Personal information
- Nationality: Turkish
- Born: 28 May 2004 (age 22) Cizre, Şırnak, Turkey
- Education: Şırnak University
- Height: 1.55 m (5 ft 1 in)
- Weight: 48 kg (106 lb)

Boxing career

Medal record
Women's amateur boxing
Representing Turkey
European Championships
| Bronze medal – third place | 2026 Sofia | 48 kg |
World Cup
| Bronze medal – third place | 2025 Warsaw | 48 kg |
European U23 Championships
| Gold medal – first place | 2025 Budapest | 48 kg |
European U22 Championships
| Gold medal – first place | 2024 Sofia | 48 kg |
| Silver medal – second place | 2023 Budva | 48 kg |
European Youth Championships
| Silver medal – second place | 2021 Budva | 48 kg |

= Nurselen Yalgettekin =

Turkish female boxer (born 2004)

Nurselen Yalgettekin (born 28 May 2004) is a Turkish female boxer competing in the minimumweight (48 kg) division. She is a member pf Fenerbahçe Boxing and represnts Turkey at international competitions.

== Sport career ==
Yalgettekin is a member of Fenerbahçe Boxing.

She started boxing sport in her hometown in 2018. In 2021, she won the gold medal in the 48 kg division at the Women's Youth Turkish Boxing Championship held in Elazığ. That same year, she won a bronze medal at the European Youth Boxing Championships in Budva, Montenegro.

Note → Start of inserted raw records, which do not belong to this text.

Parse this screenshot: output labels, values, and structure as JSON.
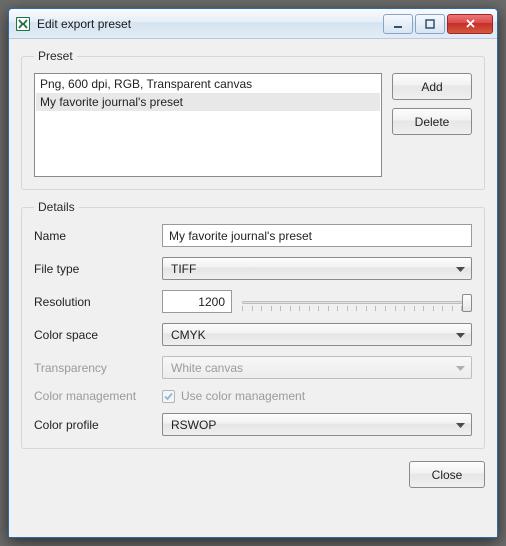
{
  "window": {
    "title": "Edit export preset"
  },
  "preset_group": {
    "legend": "Preset",
    "items": [
      {
        "label": "Png, 600 dpi, RGB, Transparent canvas",
        "selected": false
      },
      {
        "label": "My favorite journal's preset",
        "selected": true
      }
    ],
    "add_label": "Add",
    "delete_label": "Delete"
  },
  "details_group": {
    "legend": "Details",
    "name": {
      "label": "Name",
      "value": "My favorite journal's preset"
    },
    "file_type": {
      "label": "File type",
      "value": "TIFF"
    },
    "resolution": {
      "label": "Resolution",
      "value": "1200",
      "min": 0,
      "max": 1200,
      "ticks": 25,
      "thumb_pct": 98
    },
    "color_space": {
      "label": "Color space",
      "value": "CMYK"
    },
    "transparency": {
      "label": "Transparency",
      "value": "White canvas",
      "disabled": true
    },
    "color_management": {
      "label": "Color management",
      "checkbox_label": "Use color management",
      "checked": true,
      "disabled": true
    },
    "color_profile": {
      "label": "Color profile",
      "value": "RSWOP"
    }
  },
  "footer": {
    "close_label": "Close"
  }
}
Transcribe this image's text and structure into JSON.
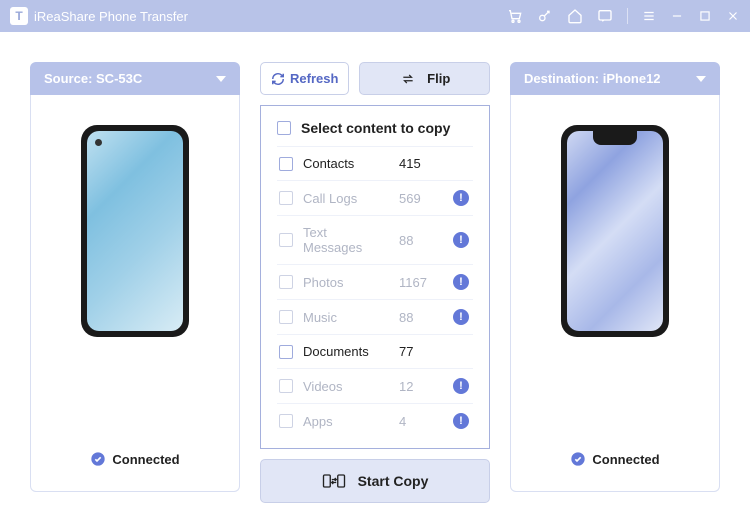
{
  "app": {
    "title": "iReaShare Phone Transfer",
    "logo_letter": "T"
  },
  "source": {
    "header_prefix": "Source: ",
    "name": "SC-53C",
    "status": "Connected"
  },
  "destination": {
    "header_prefix": "Destination: ",
    "name": "iPhone12",
    "status": "Connected"
  },
  "buttons": {
    "refresh": "Refresh",
    "flip": "Flip",
    "start": "Start Copy"
  },
  "content": {
    "select_all_label": "Select content to copy",
    "items": [
      {
        "label": "Contacts",
        "count": "415",
        "enabled": true,
        "warn": false
      },
      {
        "label": "Call Logs",
        "count": "569",
        "enabled": false,
        "warn": true
      },
      {
        "label": "Text Messages",
        "count": "88",
        "enabled": false,
        "warn": true
      },
      {
        "label": "Photos",
        "count": "1167",
        "enabled": false,
        "warn": true
      },
      {
        "label": "Music",
        "count": "88",
        "enabled": false,
        "warn": true
      },
      {
        "label": "Documents",
        "count": "77",
        "enabled": true,
        "warn": false
      },
      {
        "label": "Videos",
        "count": "12",
        "enabled": false,
        "warn": true
      },
      {
        "label": "Apps",
        "count": "4",
        "enabled": false,
        "warn": true
      }
    ]
  }
}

In 2023, she became the champion in the 48 kg division at the Women's U22 Turkish Championship in Kocaeli. At the European U22 Championships in Budva, Montenegro, she won the silver medal.

In 2024, she won the Turkish championship in the senior women's 48 kg division. At the European U22 Boxing Championships in Sofia, Bulgaria, she won the gold medal.

In 2025, she became champion in the 48 kg division at the Women's Elite Turkish Individual Boxing Championships in Darıca, Kocaeli. After winning her opening bout at the World Women's Championships in Niš, Serbia, she was eliminated in the Round of 16. She advanced to the final in the 48 kg division at the 2025 World Cup in Warsaw, Poland, and won the gold medal. She became the European champion in the 48 kg division at the 2025 European U23 Boxing Championships in Budapest, Hungary. The bout between Yalgettekin and Hungary's Lilla Szeleczki was named the best final match of the tournament.

She became champion again in the 48 kg division at the 2026 Women's Elite Turkish Individual Boxing Championships in Darıca. She won the gold medal at the 63rd Belgrade Winner International Boxing Tournament in Serbia. At the 2026 European Championships in Sofia, she lost the semifinals, and took a bronze medal.

== Personal life ==
Born on 28 May 2004, Nurselen Yalgettekin is a native of Cizre in Şırnak Province, southeastern Turkey.

After graduating from Cizre Science High School, she entered Department of Physical Education and Sports Teaching at Hacettepe University in Ankara. She then transferred to the School of Physical Education and Sports at Şırnak University under special student status.